When I looked at the photo I tried to set aside all the individual features of the period: the lack of cars, the types of shops, people’s dress and appearance. For me, what distinguishes the scene from how it might look today is the simplicity of the streetscape. There are no forests of traffic lights, no multi-coloured pavements or roadways, no guard rails separating pedestrians from traffic. There are almost no signs telling you what you can or can’t do or providing information you could well do without. There is almost no street furniture obstructing either traffic or pedestrians. Whether you’re walking or driving down this street, you could do so quite unimpeded. There is no rigid enforcement of the distinction between traffic and pedestrians; in the left foreground, the distinction appears not to exist at all. This is a streetscape which would be cheap and easy to maintain and was probably maintained solely by the local council.
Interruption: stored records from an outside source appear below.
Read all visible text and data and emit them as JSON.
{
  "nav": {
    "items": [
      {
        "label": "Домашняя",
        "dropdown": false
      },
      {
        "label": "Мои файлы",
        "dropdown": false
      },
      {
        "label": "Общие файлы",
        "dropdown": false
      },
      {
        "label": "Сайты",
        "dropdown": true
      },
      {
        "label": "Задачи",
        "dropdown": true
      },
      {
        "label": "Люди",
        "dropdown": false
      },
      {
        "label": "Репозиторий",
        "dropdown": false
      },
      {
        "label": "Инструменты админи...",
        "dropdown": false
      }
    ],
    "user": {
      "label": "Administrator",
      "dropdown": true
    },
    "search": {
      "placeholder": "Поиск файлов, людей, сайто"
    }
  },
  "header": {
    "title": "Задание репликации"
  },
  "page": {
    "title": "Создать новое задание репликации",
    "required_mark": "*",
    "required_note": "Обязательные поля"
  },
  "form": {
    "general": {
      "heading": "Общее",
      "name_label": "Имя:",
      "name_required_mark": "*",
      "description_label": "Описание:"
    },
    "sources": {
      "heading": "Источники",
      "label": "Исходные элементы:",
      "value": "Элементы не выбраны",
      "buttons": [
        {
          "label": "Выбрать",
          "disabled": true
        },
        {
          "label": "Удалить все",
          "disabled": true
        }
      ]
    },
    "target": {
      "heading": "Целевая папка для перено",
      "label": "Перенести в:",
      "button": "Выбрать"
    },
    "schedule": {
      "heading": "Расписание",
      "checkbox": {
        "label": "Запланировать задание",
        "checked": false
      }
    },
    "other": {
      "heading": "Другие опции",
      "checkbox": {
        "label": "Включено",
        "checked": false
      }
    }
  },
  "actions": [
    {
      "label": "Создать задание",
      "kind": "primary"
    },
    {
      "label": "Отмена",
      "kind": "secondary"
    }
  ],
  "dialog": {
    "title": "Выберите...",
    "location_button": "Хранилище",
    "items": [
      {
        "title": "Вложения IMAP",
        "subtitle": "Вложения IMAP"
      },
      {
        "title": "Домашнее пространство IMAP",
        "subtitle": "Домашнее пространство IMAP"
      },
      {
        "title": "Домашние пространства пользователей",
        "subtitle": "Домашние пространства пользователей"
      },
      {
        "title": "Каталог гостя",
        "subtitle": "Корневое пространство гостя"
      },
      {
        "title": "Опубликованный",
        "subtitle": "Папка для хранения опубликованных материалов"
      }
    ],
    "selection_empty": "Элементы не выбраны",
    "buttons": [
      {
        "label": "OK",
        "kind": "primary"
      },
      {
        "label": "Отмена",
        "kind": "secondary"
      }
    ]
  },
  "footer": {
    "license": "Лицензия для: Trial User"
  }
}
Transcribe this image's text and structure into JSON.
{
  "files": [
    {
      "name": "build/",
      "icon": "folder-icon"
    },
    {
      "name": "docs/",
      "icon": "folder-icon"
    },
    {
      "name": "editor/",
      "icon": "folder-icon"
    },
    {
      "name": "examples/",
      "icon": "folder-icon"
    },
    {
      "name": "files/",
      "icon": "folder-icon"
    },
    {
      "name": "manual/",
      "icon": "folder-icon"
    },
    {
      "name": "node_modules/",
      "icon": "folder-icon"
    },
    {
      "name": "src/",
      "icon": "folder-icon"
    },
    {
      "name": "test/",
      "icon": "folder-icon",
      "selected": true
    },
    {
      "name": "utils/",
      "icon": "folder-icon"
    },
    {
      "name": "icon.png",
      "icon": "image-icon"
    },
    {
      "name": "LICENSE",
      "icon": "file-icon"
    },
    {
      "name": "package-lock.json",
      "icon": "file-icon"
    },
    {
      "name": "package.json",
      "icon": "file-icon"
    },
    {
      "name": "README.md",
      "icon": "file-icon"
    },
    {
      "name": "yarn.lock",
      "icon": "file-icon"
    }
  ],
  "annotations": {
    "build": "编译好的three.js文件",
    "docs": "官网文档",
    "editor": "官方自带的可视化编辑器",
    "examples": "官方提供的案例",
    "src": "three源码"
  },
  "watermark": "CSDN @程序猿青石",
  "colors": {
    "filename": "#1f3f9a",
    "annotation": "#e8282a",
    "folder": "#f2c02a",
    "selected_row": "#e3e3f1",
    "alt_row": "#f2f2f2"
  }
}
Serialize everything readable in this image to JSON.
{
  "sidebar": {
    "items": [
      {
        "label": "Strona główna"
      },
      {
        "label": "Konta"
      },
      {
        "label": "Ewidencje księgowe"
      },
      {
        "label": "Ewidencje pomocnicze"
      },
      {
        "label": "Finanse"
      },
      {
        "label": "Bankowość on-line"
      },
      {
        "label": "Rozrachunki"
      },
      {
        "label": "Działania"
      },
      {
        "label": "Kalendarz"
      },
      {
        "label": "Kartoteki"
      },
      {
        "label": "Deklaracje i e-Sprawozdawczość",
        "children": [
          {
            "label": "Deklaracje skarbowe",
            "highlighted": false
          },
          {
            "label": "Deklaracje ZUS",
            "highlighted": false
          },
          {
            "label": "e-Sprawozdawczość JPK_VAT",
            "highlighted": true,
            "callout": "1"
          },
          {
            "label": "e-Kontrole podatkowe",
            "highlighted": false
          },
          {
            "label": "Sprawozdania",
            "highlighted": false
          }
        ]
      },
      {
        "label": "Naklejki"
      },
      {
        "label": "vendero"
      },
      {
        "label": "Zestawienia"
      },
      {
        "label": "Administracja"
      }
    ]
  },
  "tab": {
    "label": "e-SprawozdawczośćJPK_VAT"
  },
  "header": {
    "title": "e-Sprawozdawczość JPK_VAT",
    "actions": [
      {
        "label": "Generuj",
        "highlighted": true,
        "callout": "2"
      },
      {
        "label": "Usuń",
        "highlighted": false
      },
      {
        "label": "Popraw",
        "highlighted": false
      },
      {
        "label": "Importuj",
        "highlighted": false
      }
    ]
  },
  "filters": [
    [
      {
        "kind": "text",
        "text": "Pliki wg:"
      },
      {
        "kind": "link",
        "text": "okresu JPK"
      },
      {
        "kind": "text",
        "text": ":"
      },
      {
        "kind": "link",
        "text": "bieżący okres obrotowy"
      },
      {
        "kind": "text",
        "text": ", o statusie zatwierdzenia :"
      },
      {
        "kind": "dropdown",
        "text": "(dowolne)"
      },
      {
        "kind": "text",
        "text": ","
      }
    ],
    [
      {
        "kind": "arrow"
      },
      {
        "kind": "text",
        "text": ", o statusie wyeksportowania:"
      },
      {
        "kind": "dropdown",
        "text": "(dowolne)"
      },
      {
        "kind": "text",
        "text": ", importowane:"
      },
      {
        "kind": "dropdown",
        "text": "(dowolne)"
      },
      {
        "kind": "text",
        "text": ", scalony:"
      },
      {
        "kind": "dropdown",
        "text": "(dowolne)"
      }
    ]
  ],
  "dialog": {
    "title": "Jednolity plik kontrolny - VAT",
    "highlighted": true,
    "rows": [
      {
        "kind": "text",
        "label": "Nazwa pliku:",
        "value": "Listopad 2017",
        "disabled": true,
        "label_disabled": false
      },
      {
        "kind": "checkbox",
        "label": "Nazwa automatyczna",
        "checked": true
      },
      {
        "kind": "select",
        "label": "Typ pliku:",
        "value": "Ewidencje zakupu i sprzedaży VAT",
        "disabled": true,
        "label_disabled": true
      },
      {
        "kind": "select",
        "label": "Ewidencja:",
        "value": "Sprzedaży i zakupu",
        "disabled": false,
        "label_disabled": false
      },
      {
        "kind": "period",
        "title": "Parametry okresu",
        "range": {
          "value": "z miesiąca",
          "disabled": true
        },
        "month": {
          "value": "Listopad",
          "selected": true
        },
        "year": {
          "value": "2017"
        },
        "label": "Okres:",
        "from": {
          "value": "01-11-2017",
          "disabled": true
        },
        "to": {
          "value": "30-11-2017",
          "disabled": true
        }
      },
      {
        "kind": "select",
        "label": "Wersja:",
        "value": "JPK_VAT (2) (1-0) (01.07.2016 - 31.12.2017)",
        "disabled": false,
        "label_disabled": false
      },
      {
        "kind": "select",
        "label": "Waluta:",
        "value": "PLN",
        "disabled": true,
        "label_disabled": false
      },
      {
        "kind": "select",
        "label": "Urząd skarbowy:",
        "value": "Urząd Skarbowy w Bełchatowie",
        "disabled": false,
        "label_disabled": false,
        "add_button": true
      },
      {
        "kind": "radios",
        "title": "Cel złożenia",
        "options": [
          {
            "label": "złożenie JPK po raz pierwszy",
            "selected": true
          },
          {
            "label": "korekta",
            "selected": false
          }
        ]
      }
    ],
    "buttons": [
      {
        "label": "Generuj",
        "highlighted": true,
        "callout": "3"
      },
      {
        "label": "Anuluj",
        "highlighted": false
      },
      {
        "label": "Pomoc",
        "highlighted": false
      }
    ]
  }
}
If you were to take a shot of the same street today, instead of that unadorned simplicity you would almost certainly have a visually exhausting and complicated mess. Every five yards there would be a message or an instruction. Because there are so many signs, to get noticed, every new one has to be bigger and louder than all the others. Somewhere in the scene might be a bunch of men in yellow vests digging away in order to install yet another useless obstruction or piece of street furniture on behalf of one of the twenty-odd agencies that now manage your local high street. Because of the junk built into the street, there will always be something to replace or repair: a bollard knocked over, a guard rail buckled, brick paving coming undone. Like all things complicated, our streets now are ugly and expensive to maintain; expensive, that is, for the taxpayer and for local businesses. Without constant repair they quickly become derelict.
Sure, things have moved on from the 1950s, there are a lot more cars for one thing. But our high streets would be more attractive places if we could recapture that simple sense which gave dignity to ordinary places.